Também de nós Jesus espera que digamos, destemidos, sem fugir e sem nos acomodar, o que ainda não foi dito por ninguém, o inédito que poderá colocar-nos em risco. Ele quer a nossa resposta; a resposta que só eu posso dar; que só você pode dar.

Pedro faz sua declaração nos caminhos da Galileia, onde ninguém o vê. Paulo diz isso ao mundo, nas cidades gregas importantes, nos grandes areópagos daquele tempo. Eles testemunham a chegada e o encontro com o MESSIAS (em hebraico), o CRISTO (em grego).

Nós somos um POVO MESSIÂNICO. Uma dimensão fundamental da experiência cristã é a esperança messiânica: a certeza de um tempo e de um mundo novo. Todos os judeus sabiam que quando viesse o Messias, haveria uma grande ruptura, um divisor de águas: cairia a Lei, cairiam os poderes, as instituições, o templo, a forma religiosa, a classe sacerdotal; tudo iria mudar radicalmente: o único poder e o único sacerdócio seriam do Messias.
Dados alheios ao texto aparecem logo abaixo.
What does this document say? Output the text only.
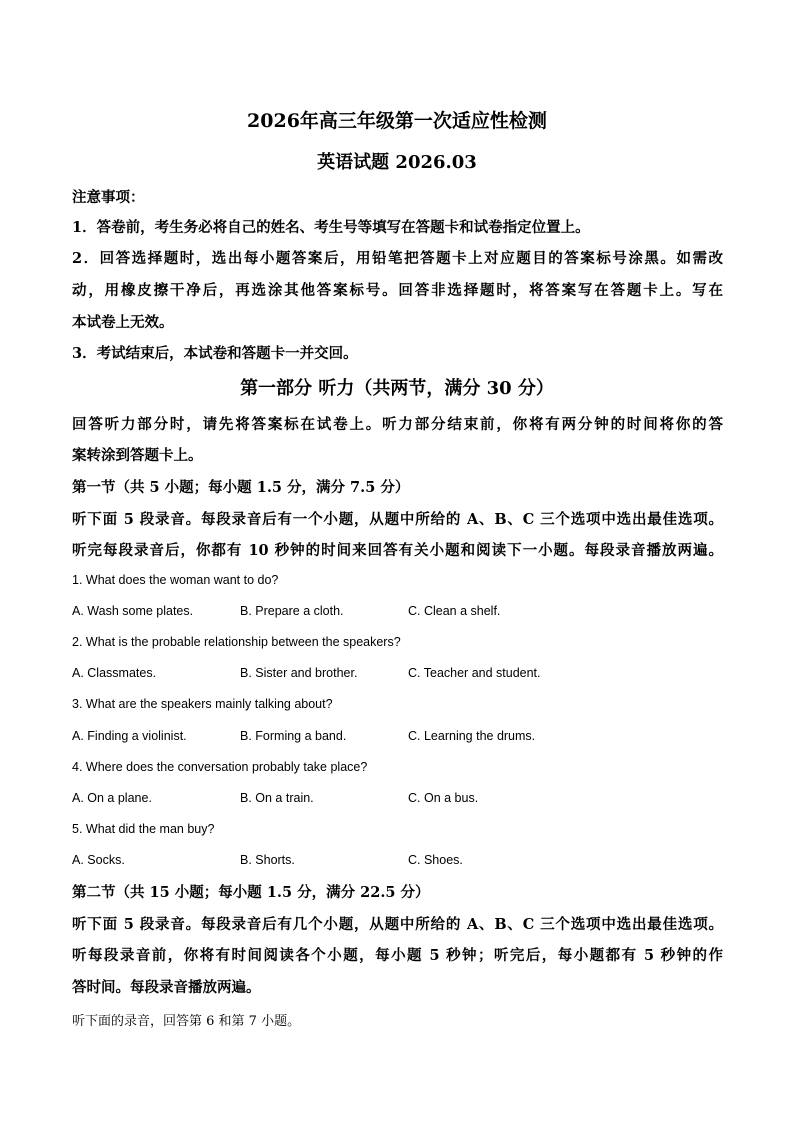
2026年高三年级第一次适应性检测
英语试题 2026.03
注意事项：
1．答卷前，考生务必将自己的姓名、考生号等填写在答题卡和试卷指定位置上。
2．回答选择题时，选出每小题答案后，用铅笔把答题卡上对应题目的答案标号涂黑。如需改
动，用橡皮擦干净后，再选涂其他答案标号。回答非选择题时，将答案写在答题卡上。写在
本试卷上无效。
3．考试结束后，本试卷和答题卡一并交回。
第一部分 听力（共两节，满分 30 分）
回答听力部分时，请先将答案标在试卷上。听力部分结束前，你将有两分钟的时间将你的答
案转涂到答题卡上。
第一节（共 5 小题；每小题 1.5 分，满分 7.5 分）
听下面 5 段录音。每段录音后有一个小题，从题中所给的 A、B、C 三个选项中选出最佳选项。
听完每段录音后，你都有 10 秒钟的时间来回答有关小题和阅读下一小题。每段录音播放两遍。
1. What does the woman want to do?
A. Wash some plates.	B. Prepare a cloth.	C. Clean a shelf.
2. What is the probable relationship between the speakers?
A. Classmates.	B. Sister and brother.	C. Teacher and student.
3. What are the speakers mainly talking about?
A. Finding a violinist.	B. Forming a band.	C. Learning the drums.
4. Where does the conversation probably take place?
A. On a plane.	B. On a train.	C. On a bus.
5. What did the man buy?
A. Socks.	B. Shorts.	C. Shoes.
第二节（共 15 小题；每小题 1.5 分，满分 22.5 分）
听下面 5 段录音。每段录音后有几个小题，从题中所给的 A、B、C 三个选项中选出最佳选项。
听每段录音前，你将有时间阅读各个小题，每小题 5 秒钟；听完后，每小题都有 5 秒钟的作
答时间。每段录音播放两遍。
听下面的录音，回答第 6 和第 7 小题。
Com o Messias começa um estado de exceção. O cristianismo é uma transgressão porque significa pensar as coisas a partir de Jesus, contra tudo o que está estabelecido como normal; é a nova medida do mundo, força vital e geradora de uma revolução que nunca se viu. Somos dissidentes. Pensar e agir como Jesus é ir contra todas as regras de um mundo que caducou. Com Jesus começa algo novo: “O Reino chegou! Convertei-vos!” (cfr. Mt 4,17).

A fé em Jesus nos põe à parte: não pertencemos a nenhuma ideologia, a nenhum partido, a nenhum clube; o amor radical de Jesus nos faz fermento, luz e sal; somos um espírito de transformação da história.
Quando e onde Jesus de Nazaré é reconhecido como “o Messias, o Filho do Deus Vivo”, dá-se “UM DIVISOR DE ÁGUAS”!